Objective: Know that a deceleration is a negative acceleration and use this in calculations
In physics, acceleration (\$a\$) is the rate of change of velocity with time:
\$a = \frac{\Delta v}{\Delta t}\$
When the velocity of an object decreases, the acceleration is directed opposite to the motion. This is called deceleration and is simply a negative acceleration:
\$a_{\text{decel}} = -\,|a|\$
Key Points
Deceleration is not a different physical quantity; it is just acceleration with a negative sign.
The magnitude of deceleration is the absolute value of the acceleration.
In equations, always keep the sign consistent with the chosen direction (positive forward, negative backward).
Typical situations: braking a car, a ball rolling up a slope, an object thrown upwards.
Symbols and Units
Symbol
Quantity
Unit
\$v\$
velocity
m s\(^{-1}\)
\$\Delta v\$
change in velocity
m s\(^{-1}\)
\$t\$
time
s
\$\Delta t\$
change in time
s
\$a\$
acceleration (positive) or deceleration (negative)
m s\(^{-2}\)
Worked Example
A car travelling at \$20\ \text{m s}^{-1}\$ brakes uniformly to a stop in \$5\ \text{s}\$. Find the acceleration and state whether it is a deceleration.

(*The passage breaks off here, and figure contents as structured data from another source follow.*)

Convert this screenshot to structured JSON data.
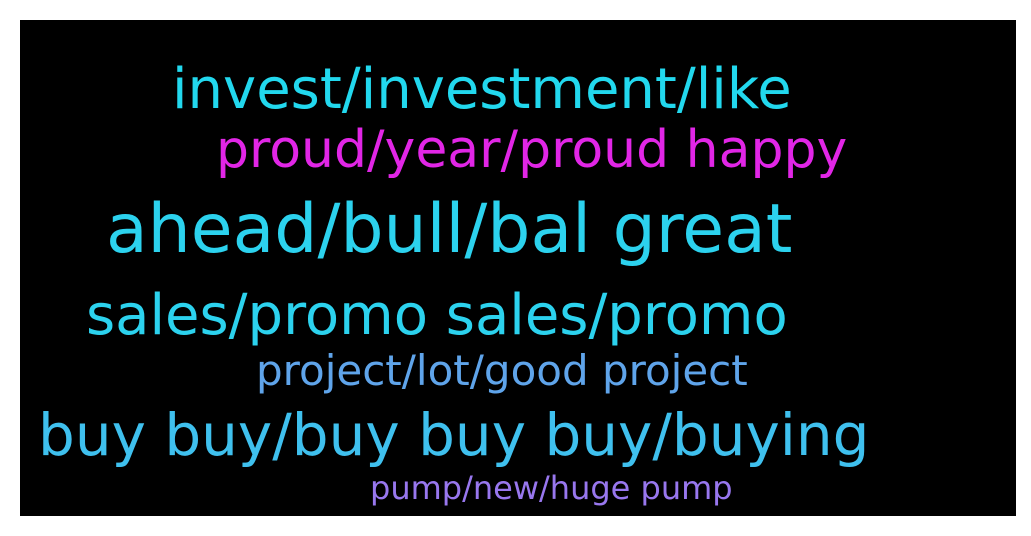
{
  "words": [
    {
      "text": "invest/investment/like",
      "color": "#22d8ee"
    },
    {
      "text": "proud/year/proud happy",
      "color": "#e126e6"
    },
    {
      "text": "ahead/bull/bal great",
      "color": "#2cd2ee"
    },
    {
      "text": "sales/promo sales/promo",
      "color": "#2cd2ee"
    },
    {
      "text": "project/lot/good project",
      "color": "#5fa4ea"
    },
    {
      "text": "buy buy/buy buy buy/buying",
      "color": "#3fc0ee"
    },
    {
      "text": "pump/new/huge pump",
      "color": "#9877ee"
    }
  ],
  "background": "#000000"
}
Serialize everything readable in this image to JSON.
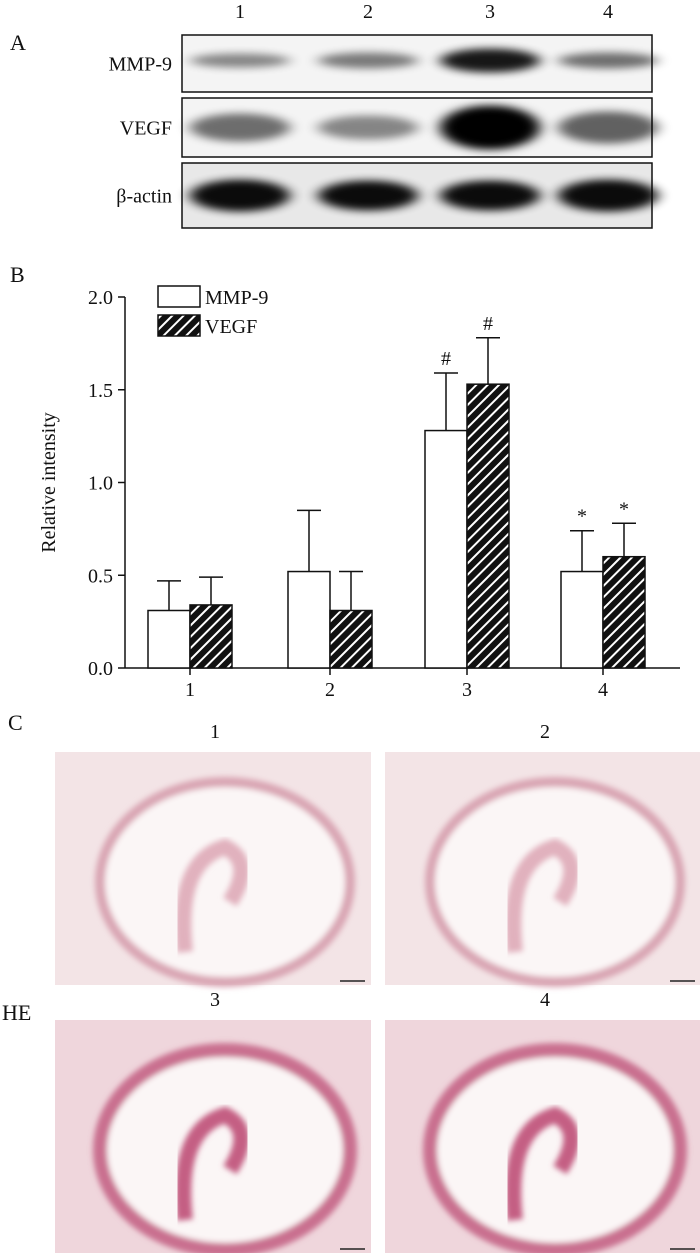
{
  "panels": {
    "a": "A",
    "b": "B",
    "c": "C",
    "he": "HE"
  },
  "blot": {
    "lanes": [
      "1",
      "2",
      "3",
      "4"
    ],
    "rows": [
      "MMP-9",
      "VEGF",
      "β-actin"
    ]
  },
  "histology": {
    "titles": [
      "1",
      "2",
      "3",
      "4"
    ]
  },
  "chart_data": {
    "type": "bar",
    "ylabel": "Relative intensity",
    "categories": [
      "1",
      "2",
      "3",
      "4"
    ],
    "series": [
      {
        "name": "MMP-9",
        "color": "#ffffff",
        "hatch": false,
        "values": [
          0.31,
          0.52,
          1.28,
          0.52
        ],
        "errors": [
          0.16,
          0.33,
          0.31,
          0.22
        ],
        "markers": [
          null,
          null,
          "#",
          "*"
        ]
      },
      {
        "name": "VEGF",
        "color": "#111111",
        "hatch": true,
        "values": [
          0.34,
          0.31,
          1.53,
          0.6
        ],
        "errors": [
          0.15,
          0.21,
          0.25,
          0.18
        ],
        "markers": [
          null,
          null,
          "#",
          "*"
        ]
      }
    ],
    "ylim": [
      0,
      2.0
    ],
    "yticks": [
      {
        "value": 0,
        "label": "0.0"
      },
      {
        "value": 0.5,
        "label": "0.5"
      },
      {
        "value": 1.0,
        "label": "1.0"
      },
      {
        "value": 1.5,
        "label": "1.5"
      },
      {
        "value": 2.0,
        "label": "2.0"
      }
    ],
    "legend": "upper left"
  }
}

Identify the initial and final velocities:
\$v_i = 20\ \text{m s}^{-1}\$ (forward)
\$v_f = 0\ \text{m s}^{-1}\$
Calculate the change in velocity:
\$\Delta v = vf - vi = 0 - 20 = -20\ \text{m s}^{-1}\$
Interpretation: The acceleration is \$-4\ \text{m s}^{-2}\$, i.e. a deceleration of \$4\ \text{m s}^{-2}\$ opposite to the direction of motion.
Another Example – Object Thrown Upwards
A ball is thrown vertically upward with an initial speed of \$15\ \text{m s}^{-1}\$. Taking upward as positive, the acceleration due to gravity is \$-9.8\ \text{m s}^{-2}\$. Determine the time taken to reach the highest point.
\$v = u + at\$
At the highest point \$v = 0\$, so:
\$0 = 15 + (-9.8)t\$
\$t = \frac{15}{9.8} \approx 1.53\ \text{s}\$
The negative sign of \$a\$ indicates a deceleration of the upward motion.
Practice Questions
A cyclist traveling at \$8\ \text{m s}^{-1}\$ slows down uniformly to \$2\ \text{m s}^{-1}\$ in \$4\ \text{s}\$. Calculate the acceleration and state whether it is a deceleration.
A train decelerates at \$1.2\ \text{m s}^{-2}\$ for \$30\ \text{s}\$. If its initial speed is \$25\ \text{m s}^{-1}\$, what is its final speed?
A ball rolls up a gentle slope, slowing from \$3\ \text{m s}^{-1}\$ to rest in \$6\ \text{s}\$. Determine the magnitude of the deceleration.
Explain why the sign of acceleration must be considered when using the equation \$s = ut + \frac{1}{2}at^{2}\$ for a decelerating object.
Common Mistakes to Avoid
Treating deceleration as a separate quantity and forgetting the negative sign.
Using the magnitude of acceleration in equations that require a signed value.
Mixing up the chosen positive direction; always keep it consistent throughout a problem.
Suggested diagram: A car braking to a stop, showing initial velocity, final velocity, and the negative acceleration vector.
Summary
Deceleration is simply acceleration with a negative sign, indicating that the velocity is decreasing in the chosen positive direction. By keeping track of signs, you can correctly apply the kinematic equations to any situation involving slowing down.